Overview

stream_text is an async iterator for low-latency streaming text generation. It provides real-time access to tokens as they’re generated, with optional callbacks for chunk processing, error handling, and completion.

Basic usage

1

Kick off the request

from ai_sdk import stream_text, openai
model = openai("gpt-4.1-mini")
stream_res = stream_text(
    model=model,
    prompt="Write an epic poem about the sea",
)
2

Consume the async iterator

async for delta in stream_res.text_stream:
    print(delta, end="", flush=True)  # real-time!
Alternatively call await stream_res.text() once to get the full text.

Parameters

NameTypeRequiredDescription
modelLanguageModelProvider instance created via e.g. openai() or anthropic()
promptstrone of prompt/messagesUser prompt (plain string).
systemstrSystem instruction prepended to the conversation.
messagesList[AnyMessage]Fine-grained message array providing full control over roles & multimodal parts. Overrides prompt.
toolsList[Tool]Enable iterative tool-calling (see further below).
max_stepsint8Safeguard to abort endless tool loops.
on_stepCallable[[OnStepFinishResult], None]Callback executed after every model ↔ tool round-trip.
on_chunkCallable[[str], None]Callback executed for each text chunk.
on_errorCallable[[Exception], None]Callback executed on exception.
on_finishCallable[[str], None]Callback executed once the stream has finished.
**kwargsprovider-specificForwarded verbatim to the underlying SDK – e.g. temperature=0.2.

Return value

stream_text returns a StreamTextResult with:
  • text_stream: Async iterator yielding text chunks
  • text(): Async method to get the complete text
  • usage: Token usage statistics
  • finish_reason: Why the stream ended
  • tool_calls: Tool calls if any were made

Examples

Basic streaming

import asyncio
from ai_sdk import stream_text, openai

async def main():
    model = openai("gpt-4.1-mini")
    stream_res = stream_text(
        model=model,
        prompt="Write a short story about a robot learning to paint"
    )

    async for chunk in stream_res.text_stream:
        print(chunk, end="", flush=True)

    print(f"\n\nTotal tokens: {stream_res.usage.completion_tokens}")

asyncio.run(main())

With callbacks

import asyncio
from ai_sdk import stream_text, openai

async def main():
    model = openai("gpt-4.1-mini")

    def on_chunk(chunk):
        print(f"Chunk: {chunk}")

    def on_error(exc):
        print(f"Error: {exc}")

    def on_finish(full_text):
        print(f"Finished! Total length: {len(full_text)}")

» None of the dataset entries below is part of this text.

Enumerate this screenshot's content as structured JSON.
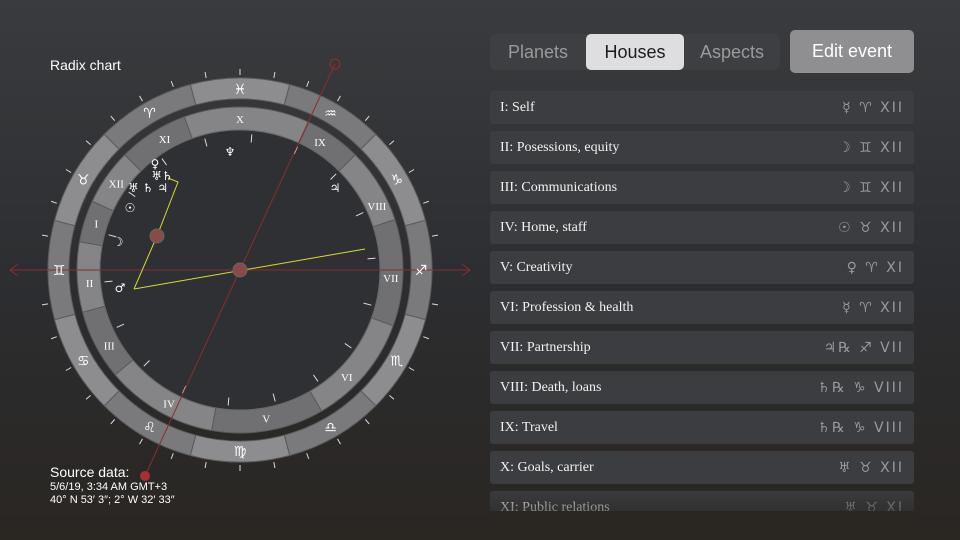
{
  "chart": {
    "title": "Radix chart",
    "zodiac": [
      "♓",
      "♒",
      "♑",
      "♐",
      "♏",
      "♎",
      "♍",
      "♌",
      "♋",
      "♊",
      "♉",
      "♈"
    ],
    "houses": [
      "X",
      "IX",
      "VIII",
      "VII",
      "VI",
      "V",
      "IV",
      "III",
      "II",
      "I",
      "XII",
      "XI"
    ],
    "planets": [
      {
        "glyph": "♆"
      },
      {
        "glyph": "♅ ♄ ♃"
      },
      {
        "glyph": "♃"
      },
      {
        "glyph": "♀"
      },
      {
        "glyph": "♅♄"
      },
      {
        "glyph": "☉"
      },
      {
        "glyph": "☽"
      },
      {
        "glyph": "♂"
      }
    ],
    "colors": {
      "outer": "#7a7a7c",
      "outerAlt": "#8d8d8f",
      "inner": "#858587",
      "innerAlt": "#707072",
      "axis": "#8b2d2d",
      "aspect": "#d8d83a"
    }
  },
  "source": {
    "header": "Source data:",
    "datetime": "5/6/19, 3:34 AM GMT+3",
    "coords": "40° N 53′ 3″; 2° W 32′ 33″"
  },
  "tabs": [
    {
      "label": "Planets",
      "active": false
    },
    {
      "label": "Houses",
      "active": true
    },
    {
      "label": "Aspects",
      "active": false
    }
  ],
  "edit_event": "Edit event",
  "houses": [
    {
      "label": "I: Self",
      "signs": "☿ ♈ XII"
    },
    {
      "label": "II: Posessions, equity",
      "signs": "☽ ♊ XII"
    },
    {
      "label": "III: Communications",
      "signs": "☽ ♊ XII"
    },
    {
      "label": "IV: Home, staff",
      "signs": "☉ ♉ XII"
    },
    {
      "label": "V: Creativity",
      "signs": "♀ ♈ XI"
    },
    {
      "label": "VI: Profession & health",
      "signs": "☿ ♈ XII"
    },
    {
      "label": "VII: Partnership",
      "signs": "♃℞ ♐ VII"
    },
    {
      "label": "VIII: Death, loans",
      "signs": "♄℞ ♑ VIII"
    },
    {
      "label": "IX: Travel",
      "signs": "♄℞ ♑ VIII"
    },
    {
      "label": "X: Goals, carrier",
      "signs": "♅ ♉ XII"
    },
    {
      "label": "XI: Public relations",
      "signs": "♅ ♉ XI"
    }
  ]
}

    stream_res = stream_text(
        model=model,
        prompt="Explain quantum computing in simple terms",
        on_chunk=on_chunk,
        on_error=on_error,
        on_finish=on_finish
    )

    # Get the full text at once
    full_text = await stream_res.text()
    print(f"Complete text: {full_text}")

asyncio.run(main())

With system instruction

import asyncio
from ai_sdk import stream_text, openai

async def main():
    model = openai("gpt-4.1-mini")
    stream_res = stream_text(
        model=model,
        system="You are a helpful teacher. Explain complex topics in simple terms.",
        prompt="What is machine learning?"
    )

    async for chunk in stream_res.text_stream:
        print(chunk, end="", flush=True)

asyncio.run(main())

With custom parameters

import asyncio
from ai_sdk import stream_text, openai

async def main():
    model = openai("gpt-4.1-mini")
    stream_res = stream_text(
        model=model,
        prompt="Write a creative poem",
        temperature=0.9,
        max_tokens=200
    )

    async for chunk in stream_res.text_stream:
        print(chunk, end="", flush=True)

asyncio.run(main())

Tool-calling with streaming

See the dedicated Tool page for a complete walkthrough.
import asyncio
from ai_sdk import tool, stream_text, openai

async def main():
    add = tool(
        name="add",
        description="Add two integers.",
        parameters={
            "type": "object",
            "properties": {"a": {"type": "integer"}, "b": {"type": "integer"}},
            "required": ["a", "b"],
        },
        execute=lambda a, b: a + b,
    )

    model = openai("gpt-4.1-mini")
    stream_res = stream_text(
        model=model,
        prompt="What is 15 + 27?",
        tools=[add],
    )

    async for chunk in stream_res.text_stream:
        print(chunk, end="", flush=True)

asyncio.run(main())

stream_text is provider-agnostic. Swap openai() for anthropic() or any other future implementation – no code changes required.